Soweit der Beschwerdeführer erstmals in der Beschwerde die in seinem Heimatland herrschenden Verhältnisse aufzeigt, macht er mit diesem Vorbringen - das im übrigen dem gemäß § 41 Abs. 1 VwGG im verwaltungsgerichtlichen Verfahren geltenden Neuerungsverbot unterliegt - Umstände geltend, aus denen lediglich die allgemeine Lage, nicht aber eine individuell den Beschwerdeführer treffende Verfolgung abgeleitet werden kann. Daß ein solches Vorbringen die Gewährung von Asyl nicht rechtfertigt, hat der Verwaltungsgerichtshof bereits zu wiederholten Malen ausgesprochen (vgl. für viele andere z.B. das hg. Erkenntnis vom 29. Oktober 1993, Zl. 93/01/0462).
Die belangte Behörde hat die Abweisung des Asylansuchens des Beschwerdeführers unter anderem damit begründet, daß eine Verfolgung auch deshalb nicht glaubhaft sei, weil dem Beschwerdeführer am 17. August 1992 (ca. ein Jahr nach Erhebung und Abweisung seines Asylantrages) von den nigerianischen Behörden ein Reisepaß ausgestellt worden sei. Dem hat der Beschwerdeführer in der Beschwerde entgegengehalten, er habe sich den Reispaß durch seinen Bruder besorgen lassen, weshalb die Paßausstellung nicht gegen die Flüchtlingseigenschaft des Beschwerdeführers spreche. Auch habe die belangte Behörde es unterlassen, ihm zu diesen von ihr dem angefochtenen Bescheid zugrunde gelegten Tatsachen das Parteiengehör zu gewähren.
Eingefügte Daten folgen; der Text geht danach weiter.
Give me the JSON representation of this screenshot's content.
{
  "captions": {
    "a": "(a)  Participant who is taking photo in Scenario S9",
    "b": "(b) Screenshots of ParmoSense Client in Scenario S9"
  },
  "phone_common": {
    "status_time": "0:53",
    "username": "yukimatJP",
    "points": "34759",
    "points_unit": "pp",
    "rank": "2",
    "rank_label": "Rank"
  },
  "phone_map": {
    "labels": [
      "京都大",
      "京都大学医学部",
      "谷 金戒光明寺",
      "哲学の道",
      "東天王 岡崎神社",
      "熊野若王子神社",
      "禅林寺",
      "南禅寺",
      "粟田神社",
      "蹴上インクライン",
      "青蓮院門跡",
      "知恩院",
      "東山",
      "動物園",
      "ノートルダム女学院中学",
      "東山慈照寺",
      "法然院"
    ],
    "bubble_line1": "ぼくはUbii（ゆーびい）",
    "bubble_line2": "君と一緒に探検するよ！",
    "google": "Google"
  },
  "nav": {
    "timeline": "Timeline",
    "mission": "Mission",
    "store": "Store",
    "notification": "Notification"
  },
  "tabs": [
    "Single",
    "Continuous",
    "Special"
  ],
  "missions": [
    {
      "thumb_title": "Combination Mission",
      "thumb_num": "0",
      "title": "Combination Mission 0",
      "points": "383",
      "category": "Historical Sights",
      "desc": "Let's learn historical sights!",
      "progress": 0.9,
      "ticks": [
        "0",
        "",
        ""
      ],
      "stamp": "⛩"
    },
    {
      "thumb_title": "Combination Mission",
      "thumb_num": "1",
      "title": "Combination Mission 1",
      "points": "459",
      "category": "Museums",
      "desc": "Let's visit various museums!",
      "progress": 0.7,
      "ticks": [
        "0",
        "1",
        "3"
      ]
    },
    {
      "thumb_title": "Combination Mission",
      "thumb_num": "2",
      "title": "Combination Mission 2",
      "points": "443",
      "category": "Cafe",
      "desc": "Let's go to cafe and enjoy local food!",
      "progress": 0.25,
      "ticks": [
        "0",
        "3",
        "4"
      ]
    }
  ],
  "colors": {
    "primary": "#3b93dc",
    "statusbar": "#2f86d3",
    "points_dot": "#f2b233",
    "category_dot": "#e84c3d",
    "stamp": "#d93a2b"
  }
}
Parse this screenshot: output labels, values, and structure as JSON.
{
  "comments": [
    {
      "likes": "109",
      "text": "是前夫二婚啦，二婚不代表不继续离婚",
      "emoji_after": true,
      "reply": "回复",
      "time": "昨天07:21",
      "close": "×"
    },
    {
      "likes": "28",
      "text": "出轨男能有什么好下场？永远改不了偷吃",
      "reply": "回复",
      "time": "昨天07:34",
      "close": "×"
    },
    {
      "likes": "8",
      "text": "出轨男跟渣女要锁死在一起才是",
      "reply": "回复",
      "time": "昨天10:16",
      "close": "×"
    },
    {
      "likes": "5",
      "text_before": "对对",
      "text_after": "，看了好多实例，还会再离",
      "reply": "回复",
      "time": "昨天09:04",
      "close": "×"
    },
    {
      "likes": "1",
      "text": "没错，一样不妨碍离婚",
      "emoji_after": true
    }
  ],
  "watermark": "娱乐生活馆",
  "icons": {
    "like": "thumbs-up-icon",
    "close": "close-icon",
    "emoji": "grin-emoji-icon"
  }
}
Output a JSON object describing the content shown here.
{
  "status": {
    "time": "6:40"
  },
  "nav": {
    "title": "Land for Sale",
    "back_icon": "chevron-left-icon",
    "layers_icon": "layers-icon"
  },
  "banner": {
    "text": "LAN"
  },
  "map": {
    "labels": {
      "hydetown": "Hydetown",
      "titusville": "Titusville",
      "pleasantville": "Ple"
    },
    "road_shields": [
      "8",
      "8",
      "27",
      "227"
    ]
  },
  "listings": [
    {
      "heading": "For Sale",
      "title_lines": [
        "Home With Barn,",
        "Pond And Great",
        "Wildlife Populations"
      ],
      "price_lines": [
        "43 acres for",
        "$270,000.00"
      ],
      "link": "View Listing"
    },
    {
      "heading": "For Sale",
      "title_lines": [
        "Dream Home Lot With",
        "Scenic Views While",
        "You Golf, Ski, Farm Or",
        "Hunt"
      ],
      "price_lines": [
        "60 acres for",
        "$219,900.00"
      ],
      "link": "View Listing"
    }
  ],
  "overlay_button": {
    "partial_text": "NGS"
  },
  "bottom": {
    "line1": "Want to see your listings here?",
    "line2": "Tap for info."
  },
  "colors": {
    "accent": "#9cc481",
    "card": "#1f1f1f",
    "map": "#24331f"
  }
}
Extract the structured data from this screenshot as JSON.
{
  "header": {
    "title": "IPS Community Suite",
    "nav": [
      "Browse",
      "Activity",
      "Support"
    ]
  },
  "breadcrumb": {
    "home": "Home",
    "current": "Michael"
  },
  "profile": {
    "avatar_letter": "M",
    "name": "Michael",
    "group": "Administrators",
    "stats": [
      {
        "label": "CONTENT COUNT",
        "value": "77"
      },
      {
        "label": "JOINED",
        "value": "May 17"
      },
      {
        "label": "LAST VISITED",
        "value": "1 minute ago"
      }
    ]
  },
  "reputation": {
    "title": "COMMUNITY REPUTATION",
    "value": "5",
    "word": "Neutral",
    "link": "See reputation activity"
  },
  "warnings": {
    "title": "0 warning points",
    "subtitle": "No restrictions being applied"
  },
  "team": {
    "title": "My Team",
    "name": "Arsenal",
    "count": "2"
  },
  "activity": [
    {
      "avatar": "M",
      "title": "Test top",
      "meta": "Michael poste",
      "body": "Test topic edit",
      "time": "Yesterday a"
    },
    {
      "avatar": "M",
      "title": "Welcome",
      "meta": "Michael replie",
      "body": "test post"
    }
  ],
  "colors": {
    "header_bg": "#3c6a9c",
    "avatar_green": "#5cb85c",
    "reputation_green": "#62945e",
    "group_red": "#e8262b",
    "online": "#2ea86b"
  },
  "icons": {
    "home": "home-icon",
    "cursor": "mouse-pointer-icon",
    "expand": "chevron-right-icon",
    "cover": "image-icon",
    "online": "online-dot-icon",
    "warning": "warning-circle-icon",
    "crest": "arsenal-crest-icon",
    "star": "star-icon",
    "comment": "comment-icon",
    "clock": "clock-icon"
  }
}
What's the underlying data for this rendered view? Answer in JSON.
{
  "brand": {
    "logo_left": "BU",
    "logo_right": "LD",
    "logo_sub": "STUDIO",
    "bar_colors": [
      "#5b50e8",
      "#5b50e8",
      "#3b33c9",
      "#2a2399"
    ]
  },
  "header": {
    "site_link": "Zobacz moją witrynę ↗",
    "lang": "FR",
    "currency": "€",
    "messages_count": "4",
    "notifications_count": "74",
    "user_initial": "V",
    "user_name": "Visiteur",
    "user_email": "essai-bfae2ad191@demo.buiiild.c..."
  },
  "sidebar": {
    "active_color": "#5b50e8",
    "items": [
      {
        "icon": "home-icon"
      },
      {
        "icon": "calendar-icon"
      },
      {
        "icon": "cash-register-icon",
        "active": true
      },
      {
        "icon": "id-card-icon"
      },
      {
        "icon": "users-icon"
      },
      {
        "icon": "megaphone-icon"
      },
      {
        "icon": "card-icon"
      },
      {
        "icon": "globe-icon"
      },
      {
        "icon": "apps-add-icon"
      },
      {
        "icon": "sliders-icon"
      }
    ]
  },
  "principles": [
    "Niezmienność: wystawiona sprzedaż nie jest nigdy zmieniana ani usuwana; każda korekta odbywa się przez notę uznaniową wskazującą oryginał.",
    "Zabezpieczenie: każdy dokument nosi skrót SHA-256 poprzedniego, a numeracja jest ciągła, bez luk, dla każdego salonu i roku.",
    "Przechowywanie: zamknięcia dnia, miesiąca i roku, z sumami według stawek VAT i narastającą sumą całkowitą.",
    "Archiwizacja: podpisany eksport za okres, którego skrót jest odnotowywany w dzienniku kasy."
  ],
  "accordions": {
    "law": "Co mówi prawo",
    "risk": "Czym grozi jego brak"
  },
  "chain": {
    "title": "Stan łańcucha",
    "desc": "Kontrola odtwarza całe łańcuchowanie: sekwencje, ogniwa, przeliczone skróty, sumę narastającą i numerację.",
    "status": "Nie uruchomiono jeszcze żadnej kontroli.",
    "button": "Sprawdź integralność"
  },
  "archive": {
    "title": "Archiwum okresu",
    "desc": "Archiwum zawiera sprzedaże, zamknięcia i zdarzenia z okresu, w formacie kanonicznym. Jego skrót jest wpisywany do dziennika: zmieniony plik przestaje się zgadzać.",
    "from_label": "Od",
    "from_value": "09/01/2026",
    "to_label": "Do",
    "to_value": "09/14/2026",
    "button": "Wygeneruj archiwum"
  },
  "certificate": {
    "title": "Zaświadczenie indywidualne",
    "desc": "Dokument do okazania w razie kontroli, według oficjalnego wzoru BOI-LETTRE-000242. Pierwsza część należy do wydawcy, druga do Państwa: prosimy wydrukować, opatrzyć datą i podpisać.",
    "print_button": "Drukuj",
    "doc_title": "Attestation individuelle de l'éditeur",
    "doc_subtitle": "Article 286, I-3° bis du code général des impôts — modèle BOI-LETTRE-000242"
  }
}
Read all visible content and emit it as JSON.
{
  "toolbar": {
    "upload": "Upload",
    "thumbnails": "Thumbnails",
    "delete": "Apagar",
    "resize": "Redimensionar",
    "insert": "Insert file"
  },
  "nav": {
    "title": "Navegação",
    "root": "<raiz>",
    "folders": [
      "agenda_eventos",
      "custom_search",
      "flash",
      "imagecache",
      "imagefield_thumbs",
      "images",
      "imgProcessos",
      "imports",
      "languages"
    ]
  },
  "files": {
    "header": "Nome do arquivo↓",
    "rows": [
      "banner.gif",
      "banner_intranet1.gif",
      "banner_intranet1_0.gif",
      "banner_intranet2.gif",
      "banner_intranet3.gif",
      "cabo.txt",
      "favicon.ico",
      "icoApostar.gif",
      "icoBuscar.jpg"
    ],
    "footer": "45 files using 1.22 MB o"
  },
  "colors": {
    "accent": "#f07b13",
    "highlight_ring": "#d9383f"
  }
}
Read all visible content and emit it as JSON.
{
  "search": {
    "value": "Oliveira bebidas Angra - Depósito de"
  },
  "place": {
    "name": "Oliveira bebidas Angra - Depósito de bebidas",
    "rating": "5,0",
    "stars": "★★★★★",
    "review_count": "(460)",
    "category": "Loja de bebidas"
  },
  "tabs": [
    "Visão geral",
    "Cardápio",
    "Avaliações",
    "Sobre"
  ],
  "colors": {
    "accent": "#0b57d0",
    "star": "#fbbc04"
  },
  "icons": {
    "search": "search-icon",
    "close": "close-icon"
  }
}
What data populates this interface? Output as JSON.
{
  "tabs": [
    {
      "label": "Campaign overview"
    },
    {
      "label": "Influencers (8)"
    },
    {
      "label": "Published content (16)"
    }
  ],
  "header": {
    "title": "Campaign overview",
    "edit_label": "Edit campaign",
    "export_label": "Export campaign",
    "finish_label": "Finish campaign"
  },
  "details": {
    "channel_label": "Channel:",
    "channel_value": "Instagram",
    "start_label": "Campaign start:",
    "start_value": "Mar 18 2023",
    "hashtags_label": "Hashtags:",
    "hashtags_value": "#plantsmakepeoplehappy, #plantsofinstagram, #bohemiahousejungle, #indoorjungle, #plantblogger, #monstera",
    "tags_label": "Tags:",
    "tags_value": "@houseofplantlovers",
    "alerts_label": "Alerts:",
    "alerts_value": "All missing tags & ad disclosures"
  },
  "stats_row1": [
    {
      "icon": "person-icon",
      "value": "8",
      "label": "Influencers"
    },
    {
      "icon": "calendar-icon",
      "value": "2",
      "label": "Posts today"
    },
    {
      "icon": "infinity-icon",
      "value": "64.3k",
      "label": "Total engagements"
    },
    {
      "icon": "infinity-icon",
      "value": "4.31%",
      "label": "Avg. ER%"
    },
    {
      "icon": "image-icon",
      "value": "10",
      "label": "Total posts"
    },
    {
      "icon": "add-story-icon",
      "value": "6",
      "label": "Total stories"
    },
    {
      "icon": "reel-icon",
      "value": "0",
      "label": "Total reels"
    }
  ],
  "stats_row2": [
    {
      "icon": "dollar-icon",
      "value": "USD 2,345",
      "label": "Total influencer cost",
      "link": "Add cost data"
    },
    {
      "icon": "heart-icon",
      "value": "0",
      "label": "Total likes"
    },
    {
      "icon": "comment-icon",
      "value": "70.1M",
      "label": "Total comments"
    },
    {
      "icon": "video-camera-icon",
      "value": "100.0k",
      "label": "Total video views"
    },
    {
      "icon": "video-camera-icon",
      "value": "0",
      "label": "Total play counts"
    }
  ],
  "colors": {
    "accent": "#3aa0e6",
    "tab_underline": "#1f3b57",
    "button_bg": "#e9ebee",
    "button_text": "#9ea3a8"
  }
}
Zu dieser Rüge ist festzuhalten, daß die belangte Behörde den angefochtenen Bescheid nicht ausschließlich auf den Umstand der nachträglichen Ausstellung eines Reisepasses gestützt hat und daß sich - wie bereits dargelegt - schon aus den übrigen von der belangten Behörde zur Begründung ihres Bescheides herangezogenen Argumenten die Rechtmäßigkeit der Versagung der Asylgewährung ergibt. Daher hätte die belangte Behörde auch bei Einhaltung der vom Beschwerdeführer geforderten Vorgangsweise zu keinem anderen, für ihn günstigeren Bescheid gelangen können. Dem Beschwerdeführer ist es somit nicht gelungen, die Wesentlichkeit des von ihm geltend gemachten Verfahrensmangels darzutun.
Da sohin bereits der Inhalt der Beschwerde erkennen ließ, daß die vom Beschwerdeführer behaupteten Rechtsverletzungen nicht vorliegen, war die Beschwerde gemäß § 35 Abs. 1 VwGG ohne weiteres Verfahren in nichtöffentlicher Sitzung als unbegründet abzuweisen.